CRM vendors, including Oracle, SAP, and Siebel, are also offering self-service solutions. Siebel, for instance, added to its online self-service functionality with its acquisition of electronic billing systems provider edocs in January 2005. The acquisition places Siebel squarely in the Web self-service arena. According to Tim Walsh, director of marketing for Siebel Self-Service and eBilling, the company combines transactional and informational self-service capabilities, but approaches it from an account and billing foundation. He estimates that 60 to 80 percent of all inquiries that come into a company are billing or account related.

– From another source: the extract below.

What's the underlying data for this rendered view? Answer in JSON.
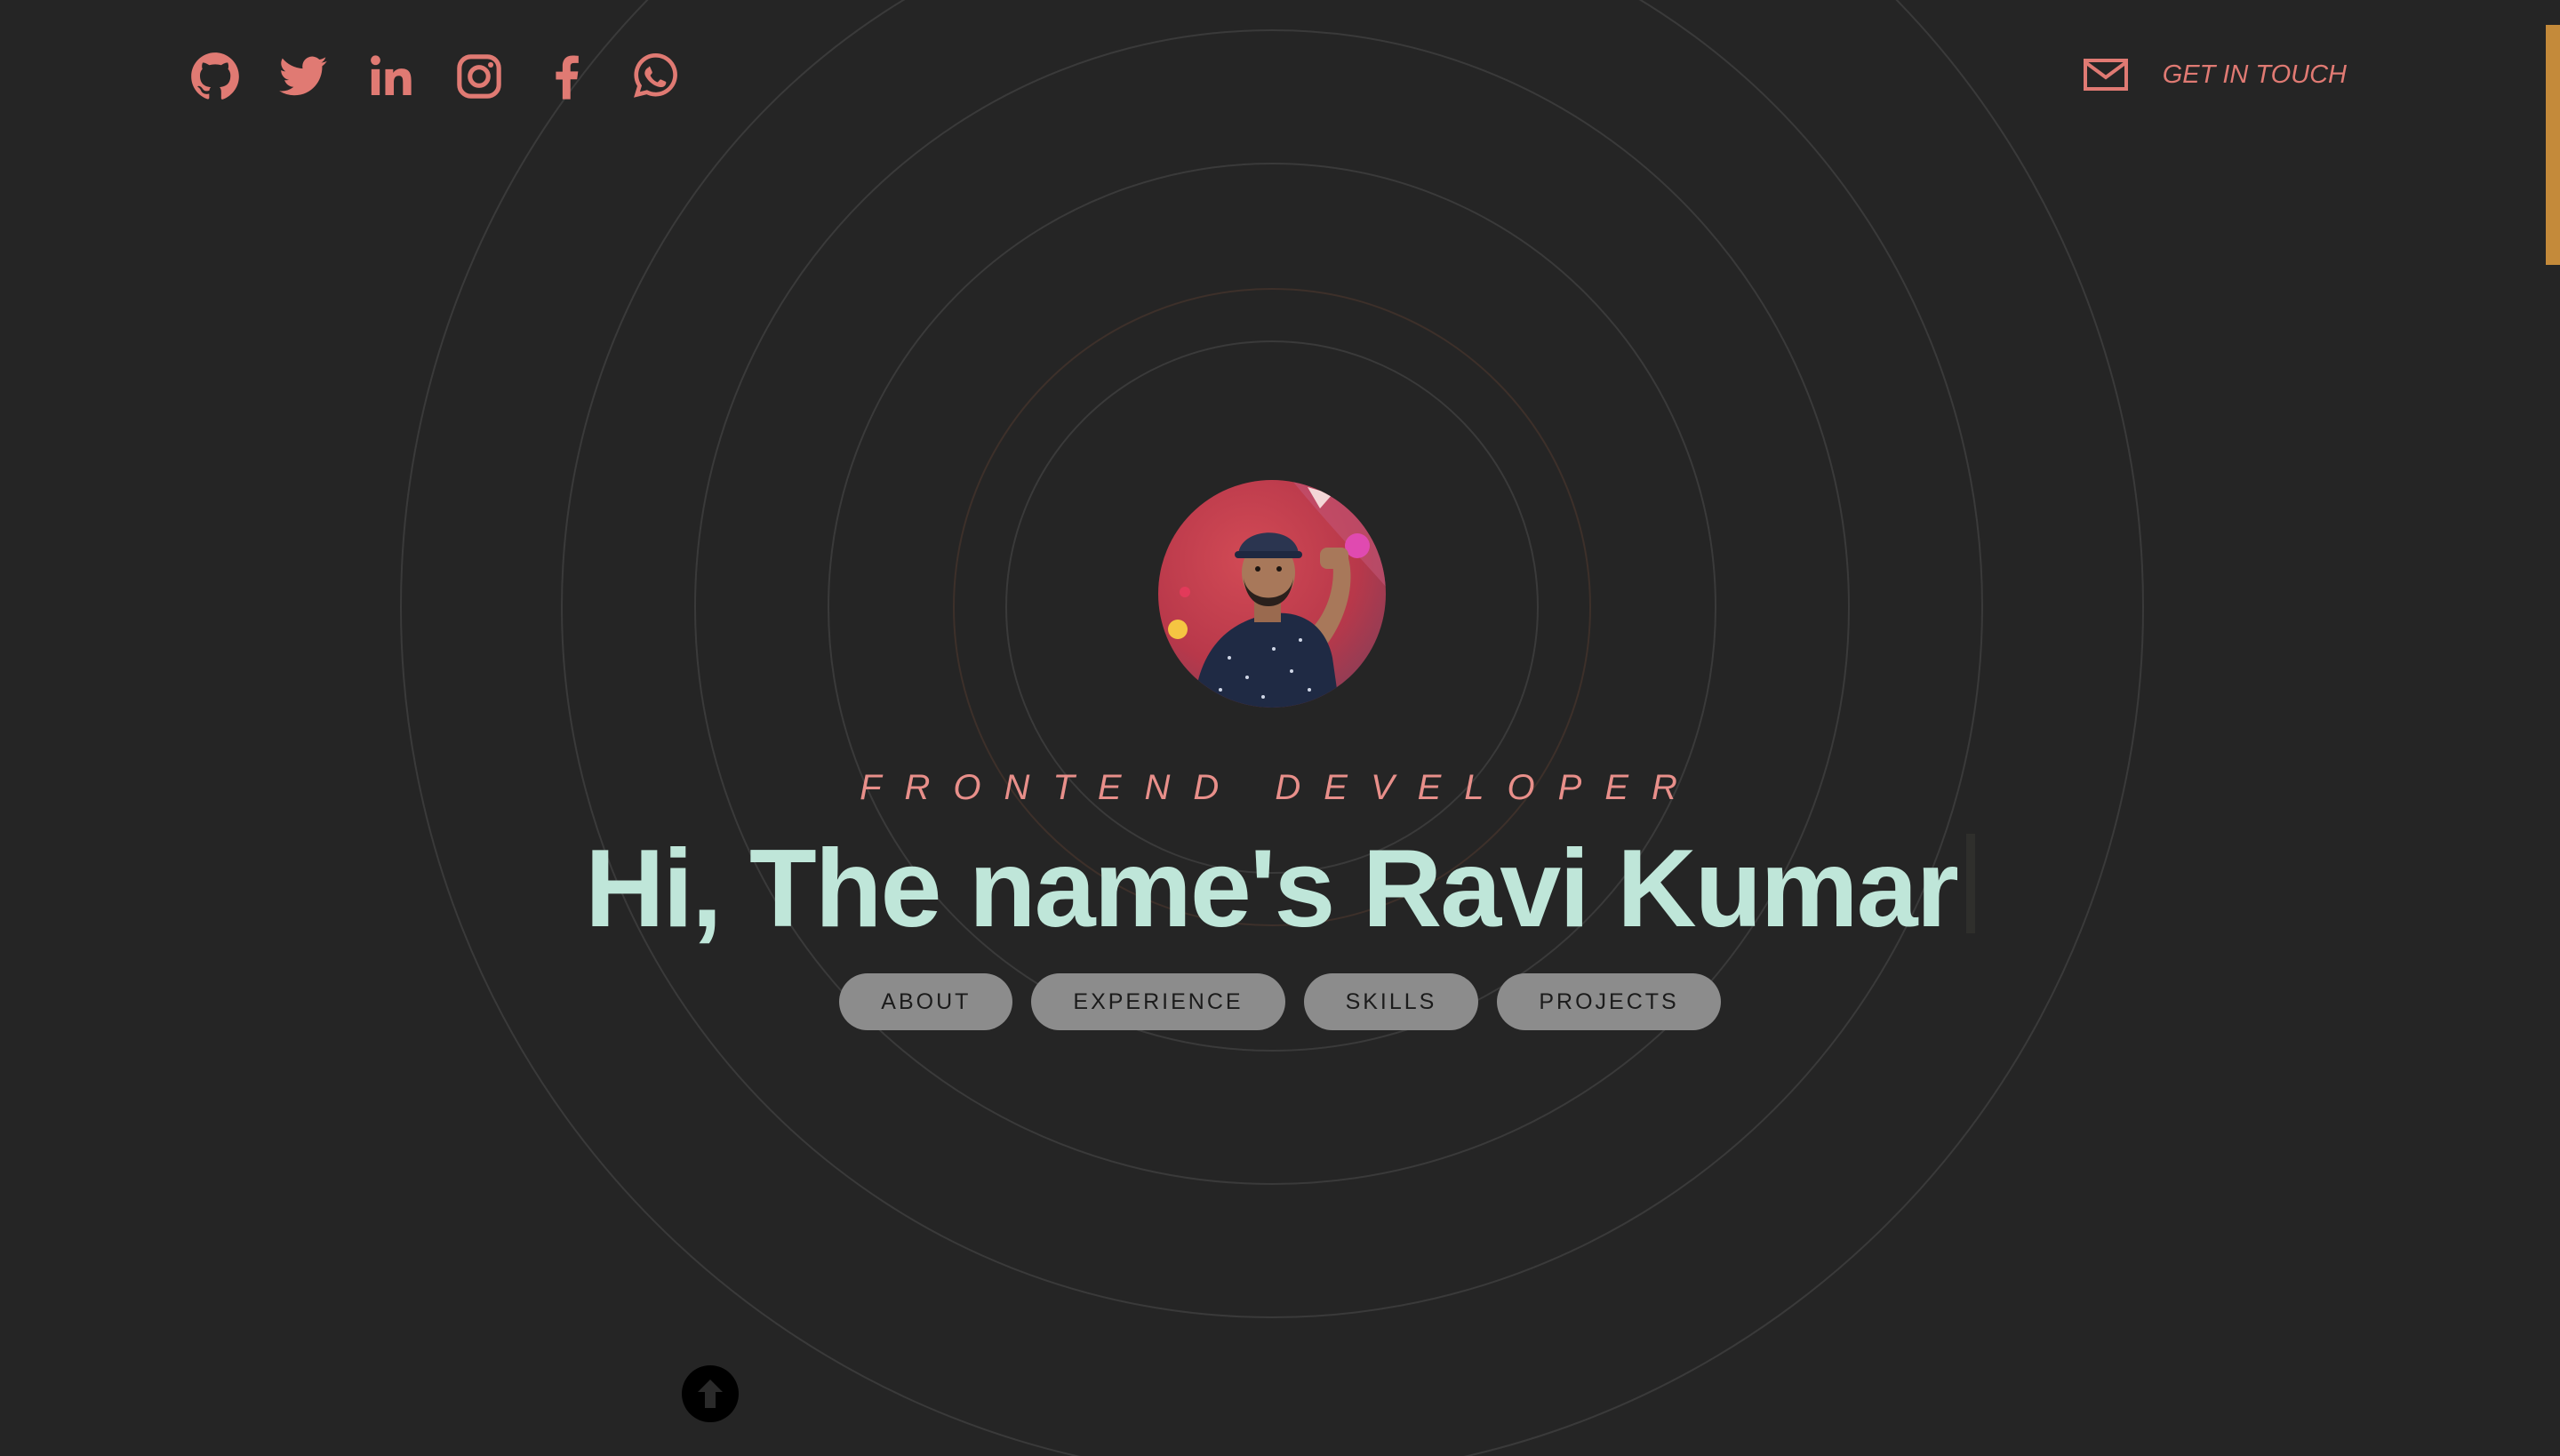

Walsh says CEO George Shaheen takes a comprehensive approach to Web self-service. "First impression is everything and if you offer self-service and it does not meet the customers' need, they're not going to go back there [or] they're going to use it very sparingly," Walsh says. Customers usually turn to Siebel for self-service when they've had prior experience within the self-service, e-billing area, as was the case for Independence Blue Cross (IBC). The health insurer started by developing ibxpress, a group portal created to provide its group administrators with the ability to carry out transactions like adding new employees and making changes. After achieving these abilities, e-billing "was a logical next step," says John Janney, senior director of e-business at IBC.

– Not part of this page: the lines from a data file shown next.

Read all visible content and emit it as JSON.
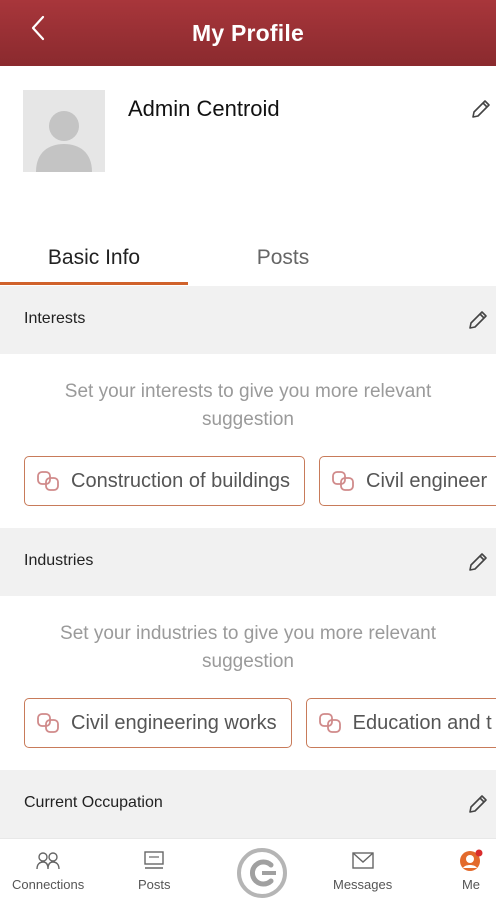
{
  "header": {
    "title": "My Profile"
  },
  "profile": {
    "name": "Admin Centroid"
  },
  "tabs": [
    {
      "label": "Basic Info",
      "active": true
    },
    {
      "label": "Posts",
      "active": false
    }
  ],
  "interests": {
    "label": "Interests",
    "hint": "Set your interests to give you more relevant suggestion",
    "chips": [
      "Construction of buildings",
      "Civil engineer"
    ]
  },
  "industries": {
    "label": "Industries",
    "hint": "Set your industries to give you more relevant suggestion",
    "chips": [
      "Civil engineering works",
      "Education and t"
    ]
  },
  "occupation": {
    "label": "Current Occupation"
  },
  "nav": {
    "connections": "Connections",
    "posts": "Posts",
    "messages": "Messages",
    "me": "Me"
  },
  "colors": {
    "header": "#8a2a2e",
    "accent": "#d0622b",
    "chip_border": "#c87b5a",
    "section_bg": "#f1f1f1"
  }
}
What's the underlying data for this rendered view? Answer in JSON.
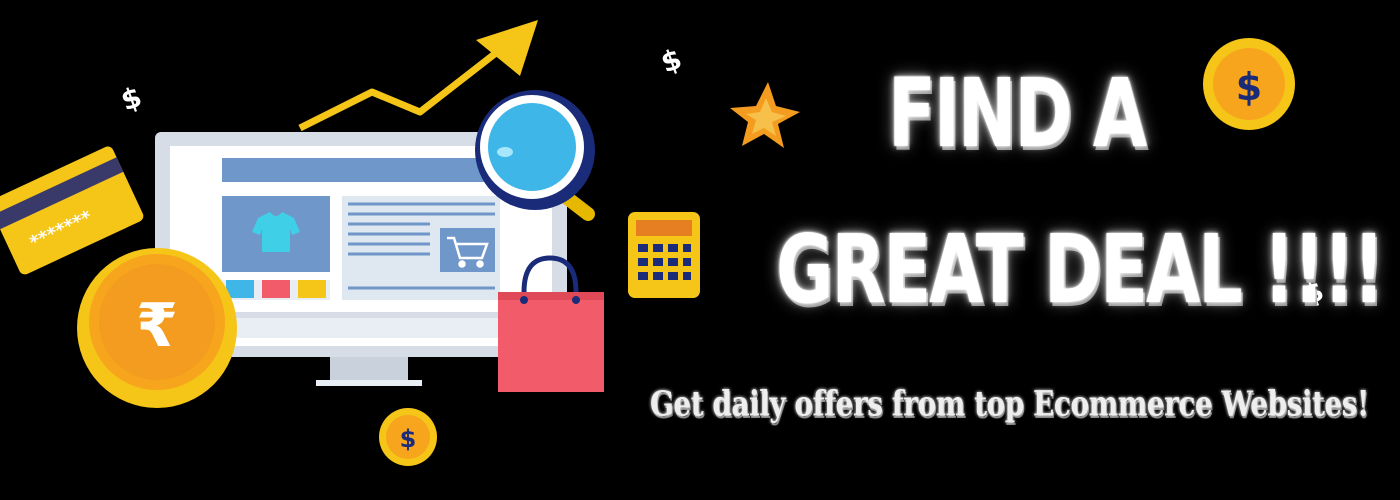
{
  "banner": {
    "headline_line1": "FIND A",
    "headline_line2": "GREAT DEAL !!!!",
    "tagline": "Get daily offers from top Ecommerce Websites!"
  },
  "art": {
    "card_number": "*******",
    "coin_symbol_dollar": "$",
    "coin_symbol_rupee": "₹",
    "floating_symbol": "$"
  },
  "colors": {
    "background": "#000000",
    "headline": "#ffffff",
    "coin_gold": "#f5c518",
    "coin_orange": "#f39c1f",
    "monitor_frame": "#d7dde6",
    "screen_blue": "#6f97c9",
    "bag_pink": "#f25c6a",
    "arrow_yellow": "#f5c518",
    "magnifier_blue": "#3fb6e8"
  },
  "icons": [
    "trend-arrow-icon",
    "magnifier-icon",
    "credit-card-icon",
    "rupee-coin-icon",
    "dollar-coin-icon",
    "shopping-bag-icon",
    "calculator-icon",
    "star-icon",
    "shirt-icon",
    "cart-icon"
  ]
}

IBC implemented edocs' eaDirect and eaPay solutions (now Siebel eBilling Manager and Siebel ePayment Manager). According to Janney, IBC has decreased its administrative costs and has seen "a marked decrease in call volume."
The company has also changed how a customer interacts with the company on his or her bill with the late 2004 introduction of its e-billing reconciliation capability--a change from its paper-based process. "We wanted to come up with something that was more customer-friendly," Janney says. "Today, we allow our customers that use our e-billing reconciliation capability to go online, view their bill and roster, and make corrections directly online to their register." The company, which has more than 13,900 groups registered for ibxpress and has processed more than half a million transactions via its portal, has about 100 customers using its e-billing reconciliation functionality. "They like the control. That is really what it is all about," Janney says.
George Shaheen, CEO
Headquarters: San Mateo, CA
2004 Total Revenue: $1.34 billion
Product Summary: Siebel eService,
Web-service portal solution that enables users to receive self-service or assisted service via the Web; Siebel BrightWare eService offers email response management, KM, and chat management functionalities; e-billing and payment solutions including Siebel eBilling Manager, Siebel ePayment Manager, Siebel eStatement Manager, and Siebel EasyPay.
What's In Store?
The Web self-service sect also includes a crop of promising players. Vendors including InQuira, iPhrase Technologies, and Kaidara Software each earned slots in ABG's Top 10 Key Players category. InQuira received a Positive rating in Gartner's "MarketScope for Web Self-Service, 2004," iPhrase received a Positive rating, and Kaidara a Strong Positive rating. While these vendors have been praised for their existing efforts, ABG's Bonde expects to see more Web self-service vendors incorporate more voice functionality.
As these solutions improve, so will the adoption rate. Wettemann anticipates customer companies will leverage the knowledge base across different areas and integrate the channels. "There can be some real top-line benefits," she says, adding "we're going to see a lot more chat, instant messaging--more presence technology--take over."